The reason why VP62 is a stupid diversion

Sorry to rehash this old stuff, but it needs to be said. Some patients go around claiming that it was not VP62 that was found by Mikovits and Lombardi et al 2009. Well, doh, it is VP62, and nothing else.
This lack of detection has nothing to do with 'sequence diversity' according to WPIs own reported sequences
A frequent excuse for why so many other labs cannot find XMRV via PCR is that there is 'so much sequence diversity' in XMRV, that other labs primers designed in-house cannot detect the variants in patients.

And here is the bigger problem: There is no sequence diversity in the WPIs reported sequences. They are all the same relative to one another, and relative to a laboratory plasmid VP62 that everyone is using as positive controls in the negative studies. This is beyond obvious to even the most casual observers:
There is no excuse for why primers directed towards VP62 would not be able to detect the very sequences the Judy Mikovits herself as uploaded into GenBank. There is no diversity. The uploaded sequences of 'XMRV from patients' are VP62.

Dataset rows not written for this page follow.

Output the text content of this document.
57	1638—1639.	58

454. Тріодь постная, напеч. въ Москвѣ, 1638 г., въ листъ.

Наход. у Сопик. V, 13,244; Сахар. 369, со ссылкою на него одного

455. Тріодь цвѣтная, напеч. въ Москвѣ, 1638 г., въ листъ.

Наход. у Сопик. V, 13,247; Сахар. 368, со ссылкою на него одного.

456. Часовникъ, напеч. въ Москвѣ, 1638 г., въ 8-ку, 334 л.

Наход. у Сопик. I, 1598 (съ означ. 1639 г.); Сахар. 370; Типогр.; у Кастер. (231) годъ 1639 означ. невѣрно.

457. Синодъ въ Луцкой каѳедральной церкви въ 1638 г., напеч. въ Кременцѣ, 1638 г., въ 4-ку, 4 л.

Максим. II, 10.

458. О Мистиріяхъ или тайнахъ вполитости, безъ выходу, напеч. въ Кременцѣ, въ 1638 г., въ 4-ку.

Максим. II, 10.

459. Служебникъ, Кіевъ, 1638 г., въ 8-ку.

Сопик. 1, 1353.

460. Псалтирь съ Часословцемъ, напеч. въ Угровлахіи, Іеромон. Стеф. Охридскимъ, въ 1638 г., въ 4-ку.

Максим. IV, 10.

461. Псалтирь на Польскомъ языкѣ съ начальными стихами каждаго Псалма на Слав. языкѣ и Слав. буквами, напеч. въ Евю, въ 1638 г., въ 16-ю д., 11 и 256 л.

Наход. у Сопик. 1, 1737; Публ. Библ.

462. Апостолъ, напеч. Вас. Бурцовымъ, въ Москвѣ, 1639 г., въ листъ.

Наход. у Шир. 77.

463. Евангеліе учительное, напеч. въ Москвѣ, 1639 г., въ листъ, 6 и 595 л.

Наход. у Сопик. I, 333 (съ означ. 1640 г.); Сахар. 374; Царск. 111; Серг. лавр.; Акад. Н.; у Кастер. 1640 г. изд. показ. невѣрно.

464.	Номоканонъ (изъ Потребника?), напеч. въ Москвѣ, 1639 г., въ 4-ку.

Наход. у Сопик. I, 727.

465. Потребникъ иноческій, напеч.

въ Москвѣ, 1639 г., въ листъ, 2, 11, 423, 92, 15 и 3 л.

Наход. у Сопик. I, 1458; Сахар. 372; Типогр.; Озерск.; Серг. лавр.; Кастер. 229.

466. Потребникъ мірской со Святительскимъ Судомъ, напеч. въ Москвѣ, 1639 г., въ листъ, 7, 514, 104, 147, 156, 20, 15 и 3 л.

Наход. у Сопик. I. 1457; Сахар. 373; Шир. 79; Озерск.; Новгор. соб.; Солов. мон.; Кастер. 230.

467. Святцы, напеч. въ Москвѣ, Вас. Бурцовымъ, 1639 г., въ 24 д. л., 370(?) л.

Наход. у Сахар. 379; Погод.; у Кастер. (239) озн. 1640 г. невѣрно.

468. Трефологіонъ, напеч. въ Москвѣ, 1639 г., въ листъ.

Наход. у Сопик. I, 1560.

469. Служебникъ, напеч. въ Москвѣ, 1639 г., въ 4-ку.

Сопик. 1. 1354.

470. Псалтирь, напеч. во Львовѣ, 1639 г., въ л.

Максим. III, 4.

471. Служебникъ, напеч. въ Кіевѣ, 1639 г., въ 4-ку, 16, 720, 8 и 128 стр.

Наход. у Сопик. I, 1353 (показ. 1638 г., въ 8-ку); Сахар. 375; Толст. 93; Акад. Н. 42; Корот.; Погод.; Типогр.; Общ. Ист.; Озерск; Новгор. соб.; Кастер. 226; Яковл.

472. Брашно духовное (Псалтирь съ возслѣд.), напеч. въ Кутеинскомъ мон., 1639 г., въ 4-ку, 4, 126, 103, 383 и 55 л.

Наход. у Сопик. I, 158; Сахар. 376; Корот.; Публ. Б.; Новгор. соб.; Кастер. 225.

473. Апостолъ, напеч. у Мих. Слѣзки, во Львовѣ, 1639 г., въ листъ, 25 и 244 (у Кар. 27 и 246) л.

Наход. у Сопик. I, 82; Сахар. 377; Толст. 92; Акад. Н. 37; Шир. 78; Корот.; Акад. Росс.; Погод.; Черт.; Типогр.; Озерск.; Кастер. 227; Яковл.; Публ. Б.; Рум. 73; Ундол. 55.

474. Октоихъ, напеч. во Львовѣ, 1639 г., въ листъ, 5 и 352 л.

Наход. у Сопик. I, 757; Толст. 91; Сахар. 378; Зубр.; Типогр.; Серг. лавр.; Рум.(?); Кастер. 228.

The sequences of viruses found in different patients at different times from different parts of the country (world?) are virtually identical not only to one another, but a XMRV plasmid routinely used in labs.

Just to really drive home how absurd this is, here is an alignment made from the exact same region of XMRV in HIV-1, from only a small subset of HIV-1, Group M, Subtype C viruses found in different patients at different times from South Africa only:
In the WPIs liek, totally diverse sequences, there are only a handful of variations (strong majority of which are in one sequence, 1317, while others dont differ at all)-- look for the black dots. Contrast that with the HIV sequences of the same region of gag-- at almost every point, there is diversity in sequence. Think its a numbers game? Pick two HIV sequences at random-- there is more diversity between those *two* sequences than there is in the entirety of WPIs 'patient sequences' and a laboratory clone.

If someone says other labs cannot 'find' XMRV via PCR because XMRV is 'too diverse', they are lying or stupid beyond repair.
My money is on lying – but we will see.